Lent: A Chance To Let Jesus Out Of The Box

It’s Lent and I am reading the gospels again.

A few years ago, I discovered that if you read 2 chapters a day for most of Lent and then 3 chapters through the last week before Easter - you can read all four gospels in 40 days.

It has been my practise for the past several years.

Jesus gets a lot of weird press - press that I can let seep into my heart.

I use the term “weird” because people like to throw around Jesus’ name a lot. The culture we live in, a post Christian culture, has a remnant of Jesus in its memory but the memory is not always accurate. Jesus is often co-opted to serve someone’s agenda, his words are diluted or edited to be about one specific thing or cause, he is reduced to a manageable, simple, soft and cuddly historical figure.

I am guilty of thinking of Jesus in this way and perhaps you are too.

I start to believe I can control Jesus and that I know all there is to know about him. But the more I try to control Jesus the more I am unable to receive him. The more I believe I completely understand him, the less I can learn from him. The more I try and put Jesus into a completely understandable box the further I get away from him.

And so every Lent, I read about Jesus again. I have found that all it takes is an actual engagement with the biblical accounts of his life to wrench me back into the reality of who Yahweh incarnated is.

I need to read again the story of the adulteress woman - where Jesus does not condone or excuse her sin but also acknowledges and defends her dignity - and holds those two tensions so perfectly.

I need to read again the story of people being healed from demons to remember that there are battles and realities beyond the physical world that I see.

I need to listen to the words of the Sermon on the Mount that outline Jesus’ “upside down kingdom” - a term used by Dallas Willard.

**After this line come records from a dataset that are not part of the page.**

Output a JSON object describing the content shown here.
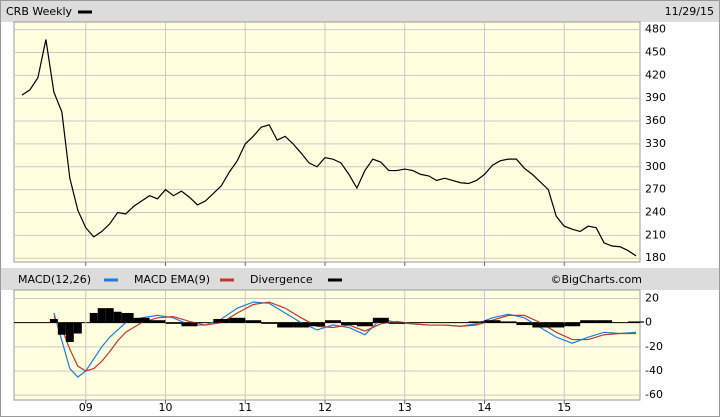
{
  "chart_data": [
    {
      "type": "line",
      "annotation": "11/29/15",
      "x": [
        2008.2,
        2008.3,
        2008.4,
        2008.5,
        2008.6,
        2008.7,
        2008.8,
        2008.9,
        2009.0,
        2009.1,
        2009.2,
        2009.3,
        2009.4,
        2009.5,
        2009.6,
        2009.7,
        2009.8,
        2009.9,
        2010.0,
        2010.1,
        2010.2,
        2010.3,
        2010.4,
        2010.5,
        2010.6,
        2010.7,
        2010.8,
        2010.9,
        2011.0,
        2011.1,
        2011.2,
        2011.3,
        2011.4,
        2011.5,
        2011.6,
        2011.7,
        2011.8,
        2011.9,
        2012.0,
        2012.1,
        2012.2,
        2012.3,
        2012.4,
        2012.5,
        2012.6,
        2012.7,
        2012.8,
        2012.9,
        2013.0,
        2013.1,
        2013.2,
        2013.3,
        2013.4,
        2013.5,
        2013.6,
        2013.7,
        2013.8,
        2013.9,
        2014.0,
        2014.1,
        2014.2,
        2014.3,
        2014.4,
        2014.5,
        2014.6,
        2014.7,
        2014.8,
        2014.9,
        2015.0,
        2015.1,
        2015.2,
        2015.3,
        2015.4,
        2015.5,
        2015.6,
        2015.7,
        2015.8,
        2015.9
      ],
      "series": [
        {
          "name": "CRB Weekly",
          "color": "#000000",
          "values": [
            394,
            401,
            417,
            467,
            398,
            372,
            285,
            243,
            220,
            208,
            215,
            225,
            240,
            238,
            248,
            255,
            262,
            258,
            270,
            262,
            268,
            260,
            250,
            255,
            265,
            275,
            293,
            308,
            330,
            340,
            352,
            355,
            335,
            340,
            330,
            318,
            305,
            300,
            312,
            310,
            305,
            290,
            272,
            295,
            310,
            306,
            295,
            295,
            297,
            295,
            290,
            288,
            282,
            285,
            282,
            279,
            278,
            282,
            290,
            302,
            308,
            310,
            310,
            298,
            290,
            280,
            270,
            235,
            222,
            218,
            215,
            222,
            220,
            200,
            196,
            195,
            190,
            183
          ]
        }
      ],
      "xlim": [
        2008.1,
        2015.95
      ],
      "xticks": [
        2009,
        2010,
        2011,
        2012,
        2013,
        2014,
        2015
      ],
      "ylim": [
        175,
        490
      ],
      "yticks": [
        180,
        210,
        240,
        270,
        300,
        330,
        360,
        390,
        420,
        450,
        480
      ],
      "grid": true
    },
    {
      "type": "line",
      "annotation": "©BigCharts.com",
      "x": [
        2008.6,
        2008.7,
        2008.8,
        2008.9,
        2009.0,
        2009.1,
        2009.2,
        2009.3,
        2009.4,
        2009.5,
        2009.7,
        2009.9,
        2010.1,
        2010.3,
        2010.5,
        2010.7,
        2010.9,
        2011.1,
        2011.3,
        2011.5,
        2011.7,
        2011.9,
        2012.1,
        2012.3,
        2012.5,
        2012.7,
        2012.9,
        2013.1,
        2013.3,
        2013.5,
        2013.7,
        2013.9,
        2014.1,
        2014.3,
        2014.5,
        2014.7,
        2014.9,
        2015.1,
        2015.3,
        2015.5,
        2015.7,
        2015.9
      ],
      "series": [
        {
          "name": "MACD(12,26)",
          "color": "#1e7be0",
          "values": [
            8,
            -15,
            -38,
            -45,
            -40,
            -30,
            -20,
            -12,
            -6,
            0,
            4,
            6,
            4,
            -2,
            -2,
            3,
            12,
            17,
            16,
            8,
            0,
            -6,
            -2,
            -4,
            -10,
            3,
            0,
            -1,
            -2,
            -2,
            -3,
            -1,
            4,
            7,
            4,
            -4,
            -12,
            -17,
            -12,
            -8,
            -9,
            -8
          ]
        },
        {
          "name": "MACD EMA(9)",
          "color": "#c0392b",
          "values": [
            5,
            -5,
            -22,
            -36,
            -40,
            -38,
            -32,
            -24,
            -15,
            -8,
            0,
            4,
            5,
            1,
            -2,
            0,
            8,
            15,
            17,
            12,
            4,
            -3,
            -4,
            -2,
            -7,
            -1,
            1,
            -1,
            -2,
            -2,
            -3,
            -2,
            2,
            6,
            6,
            0,
            -8,
            -14,
            -14,
            -10,
            -9,
            -9
          ]
        },
        {
          "name": "Divergence",
          "color": "#000000",
          "type": "bar",
          "values": [
            3,
            -10,
            -16,
            -9,
            0,
            8,
            12,
            12,
            9,
            8,
            4,
            2,
            -1,
            -3,
            0,
            3,
            4,
            2,
            -1,
            -4,
            -4,
            -3,
            2,
            -2,
            -3,
            4,
            -1,
            0,
            0,
            0,
            0,
            1,
            2,
            1,
            -2,
            -4,
            -4,
            -3,
            2,
            2,
            0,
            1
          ]
        }
      ],
      "xlim": [
        2008.1,
        2015.95
      ],
      "xticks": [
        {
          "value": 2009,
          "label": "09"
        },
        {
          "value": 2010,
          "label": "10"
        },
        {
          "value": 2011,
          "label": "11"
        },
        {
          "value": 2012,
          "label": "12"
        },
        {
          "value": 2013,
          "label": "13"
        },
        {
          "value": 2014,
          "label": "14"
        },
        {
          "value": 2015,
          "label": "15"
        }
      ],
      "ylim": [
        -64,
        27
      ],
      "yticks": [
        20,
        0,
        -20,
        -40,
        -60
      ],
      "grid": true
    }
  ]
}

I need to hear the words of Jesus and let them fall on my hardened heart, break my heart, and bring me into new life.

I need to read Jesus. More then just at Lent, but at least Lent is a good start.

A few weeks into this exercise, I usually reach a point where I say, to anyone who will listen, that I am not sure I like Jesus very much.

Reading Jesus is hard too.

He asks hard things and is rough with those that should know better. He is often confusing, mysterious, and hidden. Every time I read the words of Jesus, I am confronted with my own hardness of heart, my own idolatry, and my own lack of faith. I find myself in the gospel stories - often in the weakness displayed by the disciples or those that Jesus’ meet. I am forced to reexamine my soul as those eyes that looked across the courtyard at Peter peer out at me through the words. And I am often convicted to respond and repent.

But I am also given opportunities to receive healing and the lifting off of my burdens. Every year I read the last chapter of John where Jesus meets Peter at a charcoal fire on the beach and forgives him and invites him back into relationship. Or I read the story of Jesus’ compassion on the woman that touched the hem of his garment, of his weeping at Lazarus’ tomb and finally, a sacrificial love so deep that he was willing to be completely and utterly abandoned by every single friend and family he had, enduring excruciating pain and suffering and then be separated from God to do away with sin once and for all.

I need to read Jesus.

I need to reengage with the records of Jesus’ life on earth to realign my heart with his and to let him out of the box I keep him in.

I need to read Jesus to wrestle with him and ultimately be drawn deeper in love with him.

I am so easily seduced by the values of our culture, by the lies, by the twisting of Jesus’ words by those seeking to form him into what they want him to be. And every Lent, I get a little restart. A little refresher. A reintroduction to who Jesus is.

It isn’t too late and you could join me. You might have to speed read a few chapters but you are welcome to join. To reengage with Jesus for 40 days, to look again at what he actually said, things he actually did, wrestle with his words and let them fall like a healing balm on your soul. They might hurt or they might soothe but they are ALWAYS words of freedom.

This is an opportunity to re-evangelize a part of your heart that needs to hear the words of Jesus again. We all have at least one, if not many, parts of our hearts that need to hear him again.

So what you do say? Will you let Jesus out of the box and see how he might surprise you over the next 40 days?

However you chose to observe Lent this year, I know you will be blessed to walk a little closer with Jesus.